I was talking with an old friend the other day, author G.W. Thomas, and we were talking about heroes.
The topic came up because he had just seen the most recent Marvel blockbuster movie, Thor: The Dark World. His problem was with the muscle-bound, simplistic nature of Thor’s character.
The conversation got me thinking about heroes and what characteristics are expected of a hero from generation to generation. The heroes of the early part of the last century, for instance, in the era of the pulp magazines, do not have the attributes that we expect of a hero today. The earnest and stalwart do-gooder of the 30s and 40s would be laughable today. A hero who hit all the right notes, who believed wholeheartedly in God and Country, had no doubt about the rightness of his quest—no self doubt whatsoever—would not play in today’s entertainment market. A hero like that would be laughed out of theaters, unless he were played for laughs à la the 1960s Batman. One could not earnestly portray a hero like that unless he were a comic foil or he turned out to be some sort of fraud.
Of course, there are exceptions, one being Captain America.
Captain America: The First Avenger, the big-screen adaptation of Stan Lee and Jack Kirby’s creation, is exactly that old model of hero; earnest, stalwart, and true. We accept that kind of hero (ably portrayed by Chris Evans) because most of the film is set in that era. We further accept him in Marvel’s The Avengers because he is depicted as a “man-out-of-time.” He is the stranger in a strange land of the 21st century. His most obvious foil is Tony Stark (played by Robert Downey Jr.), who is arguably one of the most flawed heroes in Marvel’s pantheon.
Indeed it was the Marvel oeuvre itself that created the flawed hero, the hero with self-doubt. Marvel’s heroes were a contrast to all other comics’ heroes—straightforward and stalwart heroes like Superman and Batman—precisely because of the times in which they were introduced. The world in which the Marvel heroes were rolling out was in a time of change and even crisis. They came out of a time of self doubt and muddied moral waters. They are closer to our modern day expectations of heroes than those from the 30s and 40s.

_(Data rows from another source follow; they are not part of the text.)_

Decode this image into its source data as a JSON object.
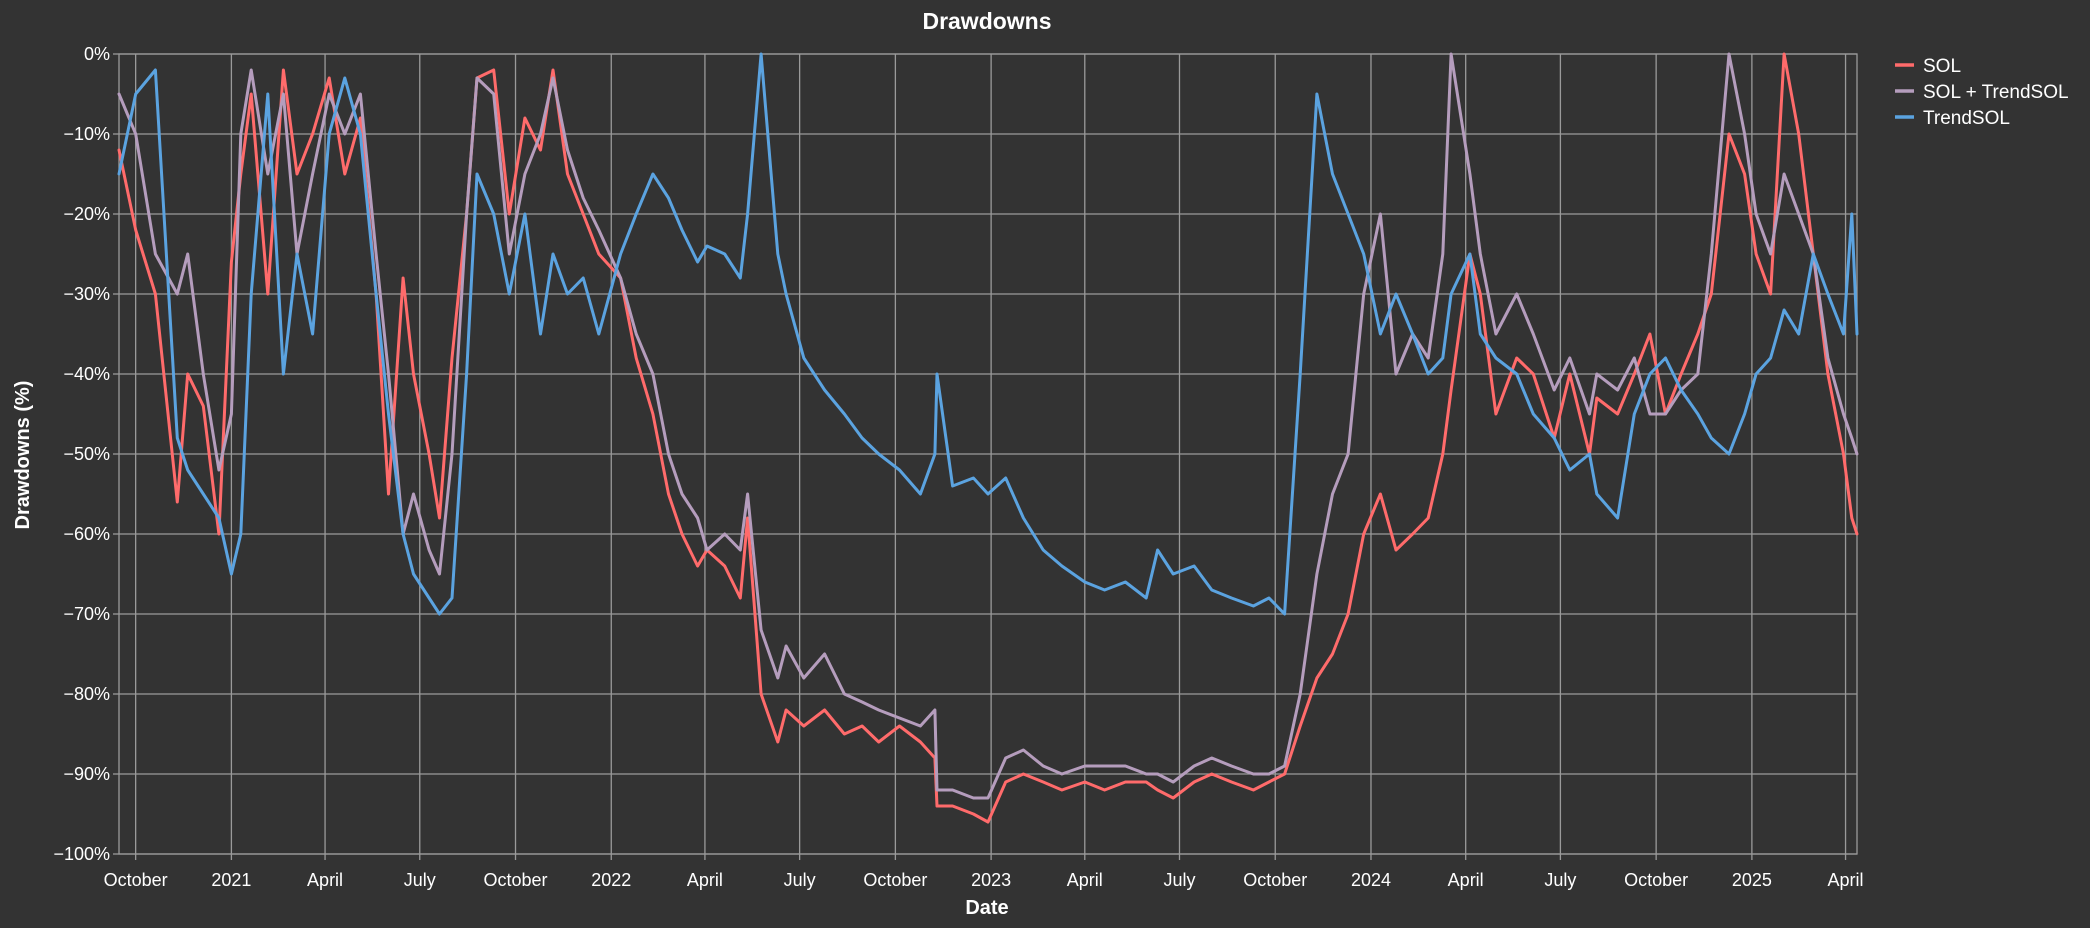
{
  "chart_data": {
    "type": "line",
    "title": "Drawdowns",
    "xlabel": "Date",
    "ylabel": "Drawdowns (%)",
    "x_range": [
      "2020-09-15",
      "2025-04-12"
    ],
    "ylim": [
      -100,
      0
    ],
    "y_ticks": [
      0,
      -10,
      -20,
      -30,
      -40,
      -50,
      -60,
      -70,
      -80,
      -90,
      -100
    ],
    "y_tick_labels": [
      "0%",
      "−10%",
      "−20%",
      "−30%",
      "−40%",
      "−50%",
      "−60%",
      "−70%",
      "−80%",
      "−90%",
      "−100%"
    ],
    "x_ticks": [
      {
        "date": "2020-10-01",
        "label": "October"
      },
      {
        "date": "2021-01-01",
        "label": "2021"
      },
      {
        "date": "2021-04-01",
        "label": "April"
      },
      {
        "date": "2021-07-01",
        "label": "July"
      },
      {
        "date": "2021-10-01",
        "label": "October"
      },
      {
        "date": "2022-01-01",
        "label": "2022"
      },
      {
        "date": "2022-04-01",
        "label": "April"
      },
      {
        "date": "2022-07-01",
        "label": "July"
      },
      {
        "date": "2022-10-01",
        "label": "October"
      },
      {
        "date": "2023-01-01",
        "label": "2023"
      },
      {
        "date": "2023-04-01",
        "label": "April"
      },
      {
        "date": "2023-07-01",
        "label": "July"
      },
      {
        "date": "2023-10-01",
        "label": "October"
      },
      {
        "date": "2024-01-01",
        "label": "2024"
      },
      {
        "date": "2024-04-01",
        "label": "April"
      },
      {
        "date": "2024-07-01",
        "label": "July"
      },
      {
        "date": "2024-10-01",
        "label": "October"
      },
      {
        "date": "2025-01-01",
        "label": "2025"
      },
      {
        "date": "2025-04-01",
        "label": "April"
      }
    ],
    "grid": true,
    "legend_position": "top-right",
    "series": [
      {
        "name": "SOL",
        "color": "#ff6b6b",
        "x": [
          "2020-09-15",
          "2020-10-01",
          "2020-10-20",
          "2020-11-10",
          "2020-11-20",
          "2020-12-05",
          "2020-12-20",
          "2021-01-01",
          "2021-01-10",
          "2021-01-20",
          "2021-02-05",
          "2021-02-20",
          "2021-03-05",
          "2021-03-20",
          "2021-04-05",
          "2021-04-20",
          "2021-05-05",
          "2021-05-20",
          "2021-06-01",
          "2021-06-15",
          "2021-06-25",
          "2021-07-10",
          "2021-07-20",
          "2021-08-01",
          "2021-08-15",
          "2021-08-25",
          "2021-09-10",
          "2021-09-25",
          "2021-10-10",
          "2021-10-25",
          "2021-11-06",
          "2021-11-20",
          "2021-12-05",
          "2021-12-20",
          "2022-01-10",
          "2022-01-25",
          "2022-02-10",
          "2022-02-25",
          "2022-03-10",
          "2022-03-25",
          "2022-04-03",
          "2022-04-20",
          "2022-05-05",
          "2022-05-12",
          "2022-05-25",
          "2022-06-10",
          "2022-06-18",
          "2022-07-05",
          "2022-07-25",
          "2022-08-13",
          "2022-08-30",
          "2022-09-15",
          "2022-10-05",
          "2022-10-25",
          "2022-11-08",
          "2022-11-10",
          "2022-11-25",
          "2022-12-15",
          "2022-12-29",
          "2023-01-15",
          "2023-02-01",
          "2023-02-20",
          "2023-03-10",
          "2023-04-01",
          "2023-04-20",
          "2023-05-10",
          "2023-05-30",
          "2023-06-10",
          "2023-06-25",
          "2023-07-15",
          "2023-08-01",
          "2023-08-20",
          "2023-09-10",
          "2023-09-25",
          "2023-10-10",
          "2023-10-25",
          "2023-11-10",
          "2023-11-25",
          "2023-12-10",
          "2023-12-25",
          "2024-01-10",
          "2024-01-25",
          "2024-02-10",
          "2024-02-25",
          "2024-03-10",
          "2024-03-18",
          "2024-04-05",
          "2024-04-15",
          "2024-04-30",
          "2024-05-20",
          "2024-06-05",
          "2024-06-25",
          "2024-07-10",
          "2024-07-29",
          "2024-08-05",
          "2024-08-25",
          "2024-09-10",
          "2024-09-25",
          "2024-10-10",
          "2024-10-25",
          "2024-11-10",
          "2024-11-23",
          "2024-12-10",
          "2024-12-25",
          "2025-01-05",
          "2025-01-19",
          "2025-02-01",
          "2025-02-15",
          "2025-03-01",
          "2025-03-15",
          "2025-03-30",
          "2025-04-07",
          "2025-04-12"
        ],
        "y": [
          -12,
          -22,
          -30,
          -56,
          -40,
          -44,
          -60,
          -26,
          -15,
          -5,
          -30,
          -2,
          -15,
          -10,
          -3,
          -15,
          -8,
          -30,
          -55,
          -28,
          -40,
          -50,
          -58,
          -38,
          -20,
          -3,
          -2,
          -20,
          -8,
          -12,
          -2,
          -15,
          -20,
          -25,
          -28,
          -38,
          -45,
          -55,
          -60,
          -64,
          -62,
          -64,
          -68,
          -58,
          -80,
          -86,
          -82,
          -84,
          -82,
          -85,
          -84,
          -86,
          -84,
          -86,
          -88,
          -94,
          -94,
          -95,
          -96,
          -91,
          -90,
          -91,
          -92,
          -91,
          -92,
          -91,
          -91,
          -92,
          -93,
          -91,
          -90,
          -91,
          -92,
          -91,
          -90,
          -84,
          -78,
          -75,
          -70,
          -60,
          -55,
          -62,
          -60,
          -58,
          -50,
          -42,
          -25,
          -30,
          -45,
          -38,
          -40,
          -48,
          -40,
          -50,
          -43,
          -45,
          -40,
          -35,
          -45,
          -40,
          -35,
          -30,
          -10,
          -15,
          -25,
          -30,
          0,
          -10,
          -25,
          -40,
          -50,
          -58,
          -60
        ]
      },
      {
        "name": "SOL + TrendSOL",
        "color": "#b59dbd",
        "x": [
          "2020-09-15",
          "2020-10-01",
          "2020-10-20",
          "2020-11-10",
          "2020-11-20",
          "2020-12-05",
          "2020-12-20",
          "2021-01-01",
          "2021-01-10",
          "2021-01-20",
          "2021-02-05",
          "2021-02-20",
          "2021-03-05",
          "2021-03-20",
          "2021-04-05",
          "2021-04-20",
          "2021-05-05",
          "2021-05-20",
          "2021-06-01",
          "2021-06-15",
          "2021-06-25",
          "2021-07-10",
          "2021-07-20",
          "2021-08-01",
          "2021-08-15",
          "2021-08-25",
          "2021-09-10",
          "2021-09-25",
          "2021-10-10",
          "2021-10-25",
          "2021-11-06",
          "2021-11-20",
          "2021-12-05",
          "2021-12-20",
          "2022-01-10",
          "2022-01-25",
          "2022-02-10",
          "2022-02-25",
          "2022-03-10",
          "2022-03-25",
          "2022-04-03",
          "2022-04-20",
          "2022-05-05",
          "2022-05-12",
          "2022-05-25",
          "2022-06-10",
          "2022-06-18",
          "2022-07-05",
          "2022-07-25",
          "2022-08-13",
          "2022-08-30",
          "2022-09-15",
          "2022-10-05",
          "2022-10-25",
          "2022-11-08",
          "2022-11-10",
          "2022-11-25",
          "2022-12-15",
          "2022-12-29",
          "2023-01-15",
          "2023-02-01",
          "2023-02-20",
          "2023-03-10",
          "2023-04-01",
          "2023-04-20",
          "2023-05-10",
          "2023-05-30",
          "2023-06-10",
          "2023-06-25",
          "2023-07-15",
          "2023-08-01",
          "2023-08-20",
          "2023-09-10",
          "2023-09-25",
          "2023-10-10",
          "2023-10-25",
          "2023-11-10",
          "2023-11-25",
          "2023-12-10",
          "2023-12-25",
          "2024-01-10",
          "2024-01-25",
          "2024-02-10",
          "2024-02-25",
          "2024-03-10",
          "2024-03-18",
          "2024-04-05",
          "2024-04-15",
          "2024-04-30",
          "2024-05-20",
          "2024-06-05",
          "2024-06-25",
          "2024-07-10",
          "2024-07-29",
          "2024-08-05",
          "2024-08-25",
          "2024-09-10",
          "2024-09-25",
          "2024-10-10",
          "2024-10-25",
          "2024-11-10",
          "2024-11-23",
          "2024-12-10",
          "2024-12-25",
          "2025-01-05",
          "2025-01-19",
          "2025-02-01",
          "2025-02-15",
          "2025-03-01",
          "2025-03-15",
          "2025-03-30",
          "2025-04-07",
          "2025-04-12"
        ],
        "y": [
          -5,
          -10,
          -25,
          -30,
          -25,
          -40,
          -52,
          -45,
          -10,
          -2,
          -15,
          -5,
          -25,
          -15,
          -5,
          -10,
          -5,
          -25,
          -40,
          -60,
          -55,
          -62,
          -65,
          -50,
          -20,
          -3,
          -5,
          -25,
          -15,
          -10,
          -3,
          -12,
          -18,
          -22,
          -28,
          -35,
          -40,
          -50,
          -55,
          -58,
          -62,
          -60,
          -62,
          -55,
          -72,
          -78,
          -74,
          -78,
          -75,
          -80,
          -81,
          -82,
          -83,
          -84,
          -82,
          -92,
          -92,
          -93,
          -93,
          -88,
          -87,
          -89,
          -90,
          -89,
          -89,
          -89,
          -90,
          -90,
          -91,
          -89,
          -88,
          -89,
          -90,
          -90,
          -89,
          -80,
          -65,
          -55,
          -50,
          -30,
          -20,
          -40,
          -35,
          -38,
          -25,
          0,
          -15,
          -25,
          -35,
          -30,
          -35,
          -42,
          -38,
          -45,
          -40,
          -42,
          -38,
          -45,
          -45,
          -42,
          -40,
          -25,
          0,
          -10,
          -20,
          -25,
          -15,
          -20,
          -25,
          -38,
          -45,
          -48,
          -50
        ]
      },
      {
        "name": "TrendSOL",
        "color": "#5ba3e0",
        "x": [
          "2020-09-15",
          "2020-10-01",
          "2020-10-20",
          "2020-11-10",
          "2020-11-20",
          "2020-12-05",
          "2020-12-20",
          "2021-01-01",
          "2021-01-10",
          "2021-01-20",
          "2021-02-05",
          "2021-02-20",
          "2021-03-05",
          "2021-03-20",
          "2021-04-05",
          "2021-04-20",
          "2021-05-05",
          "2021-05-20",
          "2021-06-01",
          "2021-06-15",
          "2021-06-25",
          "2021-07-10",
          "2021-07-20",
          "2021-08-01",
          "2021-08-15",
          "2021-08-25",
          "2021-09-10",
          "2021-09-25",
          "2021-10-10",
          "2021-10-25",
          "2021-11-06",
          "2021-11-20",
          "2021-12-05",
          "2021-12-20",
          "2022-01-10",
          "2022-01-25",
          "2022-02-10",
          "2022-02-25",
          "2022-03-10",
          "2022-03-25",
          "2022-04-03",
          "2022-04-20",
          "2022-05-05",
          "2022-05-12",
          "2022-05-25",
          "2022-06-10",
          "2022-06-18",
          "2022-07-05",
          "2022-07-25",
          "2022-08-13",
          "2022-08-30",
          "2022-09-15",
          "2022-10-05",
          "2022-10-25",
          "2022-11-08",
          "2022-11-10",
          "2022-11-25",
          "2022-12-15",
          "2022-12-29",
          "2023-01-15",
          "2023-02-01",
          "2023-02-20",
          "2023-03-10",
          "2023-04-01",
          "2023-04-20",
          "2023-05-10",
          "2023-05-30",
          "2023-06-10",
          "2023-06-25",
          "2023-07-15",
          "2023-08-01",
          "2023-08-20",
          "2023-09-10",
          "2023-09-25",
          "2023-10-10",
          "2023-10-25",
          "2023-11-10",
          "2023-11-25",
          "2023-12-10",
          "2023-12-25",
          "2024-01-10",
          "2024-01-25",
          "2024-02-10",
          "2024-02-25",
          "2024-03-10",
          "2024-03-18",
          "2024-04-05",
          "2024-04-15",
          "2024-04-30",
          "2024-05-20",
          "2024-06-05",
          "2024-06-25",
          "2024-07-10",
          "2024-07-29",
          "2024-08-05",
          "2024-08-25",
          "2024-09-10",
          "2024-09-25",
          "2024-10-10",
          "2024-10-25",
          "2024-11-10",
          "2024-11-23",
          "2024-12-10",
          "2024-12-25",
          "2025-01-05",
          "2025-01-19",
          "2025-02-01",
          "2025-02-15",
          "2025-03-01",
          "2025-03-15",
          "2025-03-30",
          "2025-04-07",
          "2025-04-12"
        ],
        "y": [
          -15,
          -5,
          -2,
          -48,
          -52,
          -55,
          -58,
          -65,
          -60,
          -30,
          -5,
          -40,
          -25,
          -35,
          -10,
          -3,
          -10,
          -30,
          -45,
          -60,
          -65,
          -68,
          -70,
          -68,
          -40,
          -15,
          -20,
          -30,
          -20,
          -35,
          -25,
          -30,
          -28,
          -35,
          -25,
          -20,
          -15,
          -18,
          -22,
          -26,
          -24,
          -25,
          -28,
          -20,
          0,
          -25,
          -30,
          -38,
          -42,
          -45,
          -48,
          -50,
          -52,
          -55,
          -50,
          -40,
          -54,
          -53,
          -55,
          -53,
          -58,
          -62,
          -64,
          -66,
          -67,
          -66,
          -68,
          -62,
          -65,
          -64,
          -67,
          -68,
          -69,
          -68,
          -70,
          -40,
          -5,
          -15,
          -20,
          -25,
          -35,
          -30,
          -35,
          -40,
          -38,
          -30,
          -25,
          -35,
          -38,
          -40,
          -45,
          -48,
          -52,
          -50,
          -55,
          -58,
          -45,
          -40,
          -38,
          -42,
          -45,
          -48,
          -50,
          -45,
          -40,
          -38,
          -32,
          -35,
          -25,
          -30,
          -35,
          -20,
          -35
        ]
      }
    ]
  }
}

Even today, though, none of these heroes can be translated to the 21st century screen without some modification. Audiences today expect their heroes to have moral ambiguities. They cannot relate to a hero who feels he is right and has little to no self doubt. In real life, people like that are not considered heroic. Indeed, public figures who represent themselves as morally unambiguous are usually suspect, if not of outright fraudulence then certainly of mental instability.
It is (or was, prior to the post-modern sensibility) expected of a hero in a story to have at least one “fatal flaw” that prevents him from accomplishing his goal. As a modern story unfolds, the character arc cannot be complete until the hero recognizes and overcomes that fatal flaw and succeeds—or doesn’t, and fails, although few modern movies choose that option. The older hero without that “fatal flaw” is no longer welcome in today’s storytelling landscape, at least not as a hero to be taken seriously.
Even the most decent of “decent guys” (and I include women in that description, despite using the appellation “guys”) are not going to be believable as characters without at least a few warts. The straightforward and stalwart man or woman who has a fully working moral compass and an unwavering set of principles may be welcome in our neighborhoods or our workplaces or in our families, but is not very interesting as a character in literature.
Case in point: with the recent Thor movie (which, admittedly, I have not yet seen) the most commonly heard criticism—sometimes reported with little or no criticism at all—is that the film’s antagonist, Loki (as played by British actor Tom Hiddleston), is far more interesting than the film’s hero, Thor himself.
This is not a new observation, of course. In Milton’s Paradise Lost, the character of Satan is far more compelling than the characterization of God. As religious figures, God is good and Satan is evil, but as literary characters, God is a boring prig and Satan, a tragic hero.
Oddly enough, one of the heroes from a bygone era who is still a viable hero today is Arthur Conan Doyle’s Sherlock Holmes. Holmes, as depicted in Doyle’s novels and short stories, is a hero with many flaws: arrogance, self involvement, drug addiction, and others. Indeed, it is only Watson who fulfills the role of the stalwart (he is often described as Holmes’ “stalwart companion”). The fact that Holmes is as popular today as he was when he was first introduced in the late Victorian era (as evidenced by the considerable fan base surrounding Benedict Cumberbatch’s interpretation of the character in the BBC’s Sherlock and Johnny Lee Miller’s turn in CBS’s Elementary) makes the case that Holmes, more than any other hero from his time or after, is a hero who is timeless.
For the most part, however, different eras have different heroes. What was heroic to our grandfathers seem silly and outdated to us today. The heroes that our grandchildren will admire will likely be just as alien and, perhaps, even morally repugnant to us. The only thing that is certain is that people, no matter when they lived or will live, from the distant past to the far flung future, will always have a need for heroes. Be they stalwart, true, and straightforward, or flawed and morally muddied, each time will have the heroes that they need.